Both the type and the abundance (concentration; cells/mL) of the cyanobacteria matter when it comes to determining health risks to pets, humans, and ecosystems. Every pond has cyanobacteria (they are normal members of an ecosystem), and some types produce harmful toxins when they bloom, and many do not.
The most well-known type of cyanobacteria (the kind that forms a blue-green scum on the surface and kills dogs) was not found in Edgartown Great Pond. It was however found in other MV ponds.

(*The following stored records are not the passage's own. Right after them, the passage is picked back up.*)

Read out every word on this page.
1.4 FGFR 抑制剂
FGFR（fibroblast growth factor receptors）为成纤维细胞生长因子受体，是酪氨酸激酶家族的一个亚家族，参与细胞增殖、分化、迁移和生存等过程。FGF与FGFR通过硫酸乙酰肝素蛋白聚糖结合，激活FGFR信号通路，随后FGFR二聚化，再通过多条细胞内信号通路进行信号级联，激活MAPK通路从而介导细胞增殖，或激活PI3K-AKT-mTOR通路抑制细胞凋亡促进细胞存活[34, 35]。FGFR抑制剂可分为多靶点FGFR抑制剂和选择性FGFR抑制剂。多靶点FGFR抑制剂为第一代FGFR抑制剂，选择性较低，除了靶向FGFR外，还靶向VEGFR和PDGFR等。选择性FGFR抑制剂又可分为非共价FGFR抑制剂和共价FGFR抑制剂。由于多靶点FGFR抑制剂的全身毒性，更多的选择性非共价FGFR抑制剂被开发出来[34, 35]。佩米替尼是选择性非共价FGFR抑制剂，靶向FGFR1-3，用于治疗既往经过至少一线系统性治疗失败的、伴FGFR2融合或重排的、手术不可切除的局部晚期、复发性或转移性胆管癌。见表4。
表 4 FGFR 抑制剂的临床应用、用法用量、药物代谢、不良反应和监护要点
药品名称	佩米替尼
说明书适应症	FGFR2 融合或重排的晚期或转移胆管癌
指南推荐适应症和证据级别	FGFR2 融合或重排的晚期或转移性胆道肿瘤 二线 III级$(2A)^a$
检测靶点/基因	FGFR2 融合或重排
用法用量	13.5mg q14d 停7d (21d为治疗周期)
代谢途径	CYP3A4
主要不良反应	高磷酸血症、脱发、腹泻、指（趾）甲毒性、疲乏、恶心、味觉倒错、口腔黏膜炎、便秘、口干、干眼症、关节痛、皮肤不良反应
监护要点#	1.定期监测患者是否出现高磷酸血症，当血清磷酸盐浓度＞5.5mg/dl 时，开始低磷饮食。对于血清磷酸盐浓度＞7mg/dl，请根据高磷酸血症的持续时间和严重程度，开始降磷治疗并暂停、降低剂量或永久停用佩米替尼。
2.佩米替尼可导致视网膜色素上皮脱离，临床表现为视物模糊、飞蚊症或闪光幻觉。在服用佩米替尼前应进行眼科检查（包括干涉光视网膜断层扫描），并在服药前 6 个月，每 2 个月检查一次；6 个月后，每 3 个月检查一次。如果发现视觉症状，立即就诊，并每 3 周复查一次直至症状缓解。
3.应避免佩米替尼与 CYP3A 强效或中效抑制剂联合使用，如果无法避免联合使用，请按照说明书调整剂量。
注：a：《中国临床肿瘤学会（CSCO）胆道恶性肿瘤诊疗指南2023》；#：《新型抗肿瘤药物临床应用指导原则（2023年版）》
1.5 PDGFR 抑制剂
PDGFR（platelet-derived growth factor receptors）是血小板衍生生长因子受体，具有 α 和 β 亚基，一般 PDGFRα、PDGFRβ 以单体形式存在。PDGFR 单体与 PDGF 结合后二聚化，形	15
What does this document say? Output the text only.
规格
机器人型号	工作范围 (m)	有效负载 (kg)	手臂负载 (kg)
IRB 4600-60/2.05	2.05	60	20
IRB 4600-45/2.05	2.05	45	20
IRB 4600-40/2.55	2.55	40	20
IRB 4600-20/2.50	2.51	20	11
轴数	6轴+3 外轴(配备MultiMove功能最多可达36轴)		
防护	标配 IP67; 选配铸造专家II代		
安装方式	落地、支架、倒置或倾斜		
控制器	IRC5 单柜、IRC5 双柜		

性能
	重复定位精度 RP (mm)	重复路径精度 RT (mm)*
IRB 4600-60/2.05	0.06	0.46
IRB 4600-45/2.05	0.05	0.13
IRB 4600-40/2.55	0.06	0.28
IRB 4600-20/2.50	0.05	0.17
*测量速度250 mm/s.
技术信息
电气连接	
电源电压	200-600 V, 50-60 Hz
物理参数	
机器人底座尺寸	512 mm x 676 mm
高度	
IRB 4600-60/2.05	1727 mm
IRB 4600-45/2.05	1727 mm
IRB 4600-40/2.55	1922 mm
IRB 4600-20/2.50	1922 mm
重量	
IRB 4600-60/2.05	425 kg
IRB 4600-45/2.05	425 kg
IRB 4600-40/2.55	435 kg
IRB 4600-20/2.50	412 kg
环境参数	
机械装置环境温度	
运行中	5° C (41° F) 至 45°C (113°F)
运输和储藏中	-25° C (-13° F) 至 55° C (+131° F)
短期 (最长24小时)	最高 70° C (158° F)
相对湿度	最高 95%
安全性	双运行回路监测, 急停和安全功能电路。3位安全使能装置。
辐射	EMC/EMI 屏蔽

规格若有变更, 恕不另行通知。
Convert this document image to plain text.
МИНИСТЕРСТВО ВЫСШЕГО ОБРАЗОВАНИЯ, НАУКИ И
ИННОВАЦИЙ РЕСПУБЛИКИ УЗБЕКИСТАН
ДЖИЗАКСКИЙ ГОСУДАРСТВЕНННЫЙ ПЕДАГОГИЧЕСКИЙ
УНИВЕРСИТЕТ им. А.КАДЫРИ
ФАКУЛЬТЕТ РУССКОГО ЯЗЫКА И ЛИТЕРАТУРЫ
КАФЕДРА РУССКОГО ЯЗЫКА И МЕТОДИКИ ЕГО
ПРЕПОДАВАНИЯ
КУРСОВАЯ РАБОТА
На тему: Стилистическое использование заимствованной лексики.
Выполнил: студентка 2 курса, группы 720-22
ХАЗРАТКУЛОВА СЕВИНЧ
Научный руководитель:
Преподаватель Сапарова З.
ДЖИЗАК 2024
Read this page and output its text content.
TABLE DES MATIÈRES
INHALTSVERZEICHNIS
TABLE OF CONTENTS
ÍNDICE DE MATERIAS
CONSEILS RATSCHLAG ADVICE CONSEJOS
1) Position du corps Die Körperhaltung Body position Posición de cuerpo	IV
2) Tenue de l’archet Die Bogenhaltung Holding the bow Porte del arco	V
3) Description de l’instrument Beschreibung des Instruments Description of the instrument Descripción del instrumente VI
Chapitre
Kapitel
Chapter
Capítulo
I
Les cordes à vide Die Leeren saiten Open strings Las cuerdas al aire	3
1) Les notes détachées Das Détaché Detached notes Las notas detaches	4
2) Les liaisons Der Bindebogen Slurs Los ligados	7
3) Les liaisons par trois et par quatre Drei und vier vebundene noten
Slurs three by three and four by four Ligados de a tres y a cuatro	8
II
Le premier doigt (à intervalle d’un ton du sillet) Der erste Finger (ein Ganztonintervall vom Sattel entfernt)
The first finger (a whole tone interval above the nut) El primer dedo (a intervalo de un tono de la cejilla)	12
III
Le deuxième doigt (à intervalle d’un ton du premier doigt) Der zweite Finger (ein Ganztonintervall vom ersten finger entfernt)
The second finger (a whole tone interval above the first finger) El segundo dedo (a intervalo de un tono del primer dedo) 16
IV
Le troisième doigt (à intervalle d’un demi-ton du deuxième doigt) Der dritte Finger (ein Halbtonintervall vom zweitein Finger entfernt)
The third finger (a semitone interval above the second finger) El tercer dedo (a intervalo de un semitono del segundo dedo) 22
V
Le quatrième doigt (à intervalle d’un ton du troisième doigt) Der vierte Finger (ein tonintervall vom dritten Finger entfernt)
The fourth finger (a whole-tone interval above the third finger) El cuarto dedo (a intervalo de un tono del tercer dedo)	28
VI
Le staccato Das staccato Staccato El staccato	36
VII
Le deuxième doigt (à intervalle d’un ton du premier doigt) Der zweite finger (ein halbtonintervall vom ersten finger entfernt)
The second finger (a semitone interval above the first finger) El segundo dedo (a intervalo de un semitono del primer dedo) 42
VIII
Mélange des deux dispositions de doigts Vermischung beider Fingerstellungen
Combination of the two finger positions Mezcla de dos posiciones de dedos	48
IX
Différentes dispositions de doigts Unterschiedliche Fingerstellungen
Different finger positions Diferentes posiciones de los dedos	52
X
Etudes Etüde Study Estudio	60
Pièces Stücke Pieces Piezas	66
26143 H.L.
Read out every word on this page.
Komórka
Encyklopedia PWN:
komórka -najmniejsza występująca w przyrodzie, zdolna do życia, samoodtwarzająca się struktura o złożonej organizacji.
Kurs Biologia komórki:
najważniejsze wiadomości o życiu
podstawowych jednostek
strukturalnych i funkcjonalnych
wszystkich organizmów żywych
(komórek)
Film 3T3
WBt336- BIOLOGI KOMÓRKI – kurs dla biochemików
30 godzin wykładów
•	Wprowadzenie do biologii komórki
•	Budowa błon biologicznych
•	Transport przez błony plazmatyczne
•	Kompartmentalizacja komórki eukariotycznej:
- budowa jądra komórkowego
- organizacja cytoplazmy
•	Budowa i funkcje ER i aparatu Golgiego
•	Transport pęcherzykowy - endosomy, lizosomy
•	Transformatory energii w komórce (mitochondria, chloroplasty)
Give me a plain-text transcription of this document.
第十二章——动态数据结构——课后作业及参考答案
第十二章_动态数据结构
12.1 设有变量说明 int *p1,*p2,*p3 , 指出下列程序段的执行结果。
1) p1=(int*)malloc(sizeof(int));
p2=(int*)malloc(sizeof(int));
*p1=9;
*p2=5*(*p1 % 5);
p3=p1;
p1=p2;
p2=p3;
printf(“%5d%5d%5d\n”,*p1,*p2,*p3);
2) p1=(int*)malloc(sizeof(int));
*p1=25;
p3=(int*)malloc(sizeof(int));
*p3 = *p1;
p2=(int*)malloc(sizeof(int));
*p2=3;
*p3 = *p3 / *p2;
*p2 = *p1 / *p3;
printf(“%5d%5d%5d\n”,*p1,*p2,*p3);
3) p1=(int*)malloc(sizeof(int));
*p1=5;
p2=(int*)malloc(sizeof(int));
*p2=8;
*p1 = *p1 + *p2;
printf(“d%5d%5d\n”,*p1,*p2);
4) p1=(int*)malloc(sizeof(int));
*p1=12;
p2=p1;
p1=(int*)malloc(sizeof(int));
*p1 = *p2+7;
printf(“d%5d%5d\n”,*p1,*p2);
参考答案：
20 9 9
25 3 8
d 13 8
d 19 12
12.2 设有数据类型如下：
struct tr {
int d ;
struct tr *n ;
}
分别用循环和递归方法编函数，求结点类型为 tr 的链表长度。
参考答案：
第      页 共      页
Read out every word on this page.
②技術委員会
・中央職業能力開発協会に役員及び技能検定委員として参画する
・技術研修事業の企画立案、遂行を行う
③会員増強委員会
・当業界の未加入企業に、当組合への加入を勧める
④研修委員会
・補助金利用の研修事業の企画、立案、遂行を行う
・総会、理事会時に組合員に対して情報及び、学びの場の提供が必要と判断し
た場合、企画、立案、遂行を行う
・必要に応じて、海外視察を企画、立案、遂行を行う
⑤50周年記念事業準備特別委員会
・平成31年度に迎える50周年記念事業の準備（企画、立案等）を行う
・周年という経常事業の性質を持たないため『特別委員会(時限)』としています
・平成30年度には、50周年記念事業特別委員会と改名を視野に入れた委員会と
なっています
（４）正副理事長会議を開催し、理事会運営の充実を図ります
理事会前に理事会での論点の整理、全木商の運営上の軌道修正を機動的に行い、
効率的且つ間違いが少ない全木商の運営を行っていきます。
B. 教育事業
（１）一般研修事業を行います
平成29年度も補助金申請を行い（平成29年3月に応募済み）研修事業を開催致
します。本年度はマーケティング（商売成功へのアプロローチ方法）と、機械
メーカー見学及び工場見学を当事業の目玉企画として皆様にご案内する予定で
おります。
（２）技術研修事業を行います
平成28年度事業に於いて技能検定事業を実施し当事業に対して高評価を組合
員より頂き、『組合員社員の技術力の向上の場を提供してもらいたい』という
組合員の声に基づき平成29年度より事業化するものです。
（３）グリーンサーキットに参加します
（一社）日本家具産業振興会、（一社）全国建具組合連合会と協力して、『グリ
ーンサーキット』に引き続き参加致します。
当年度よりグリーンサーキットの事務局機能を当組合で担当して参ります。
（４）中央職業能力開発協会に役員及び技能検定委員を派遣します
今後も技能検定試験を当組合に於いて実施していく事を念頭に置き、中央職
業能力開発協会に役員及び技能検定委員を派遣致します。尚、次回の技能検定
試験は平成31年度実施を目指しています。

The light spectrum or fluorescence measurements conducted by the UNH lab on samples from EGP indicate that there may be pico (or very small) cyanobacteria, a type that cannot be seen easily with a light microscope. These very small cyanobacteria are distributed throughout the water column and are not found at the surface. The UNH lab also quantified the presumptive toxin BMAA, and it was detected in higher than ever seen levels, in brackish Island ponds. Some suggest a correlation between ALS and BMAA, but causation has not been proven, and more recent science suggests that this connection is not real. If you want to take a deep dive into the scientific debate, read this article that supports the correlation https://www.ncbi.nlm.nih.gov/pmc/articles/PMC1869250/ and this one that refutes it: https://www.ncbi.nlm.nih.gov/pmc/articles/PMC6503681/ .
Public Health & Safety Questions:
- When it is it safe to go in the water?
- Is consuming shellfish and other fish safe in ponds?
- Can I swim in, boat, or otherwise recreate on the ponds?
- What are the implications for both short-term acute illness and long-term illness based upon exposure to cyanobacteria?
Unanswered Scientific Questions:
- The lab that analyzed the cyano samples normally studies freshwater lakes. Therefore, they have not tested a wide array of brackish and marine systems. What do cyanobacterial experts in brackish and marine systems have to say about the results?
- The BMAA assay not well-tested in brackish or marine systems and there was a very strong positive correlation between the salinity and the concentration of BMAA. Does salinity impact the assay?
- No genetic work has been performed on the Island samples to confirm the presence and abundance of the suspected cyanobacteria. Would DNA sequencing, qPCR, epifluorescent microscopy with DNA-specific probes confirm the presence and abundance of known toxin-producing cyanobacteria?
- If the presence of high concentrations of BMAA in an environment is connected to the incidence of ALS, are there other clusters of ALS patients around brackish ponds such as those on the Island that preliminarily show extremely high concentrations of BMAA?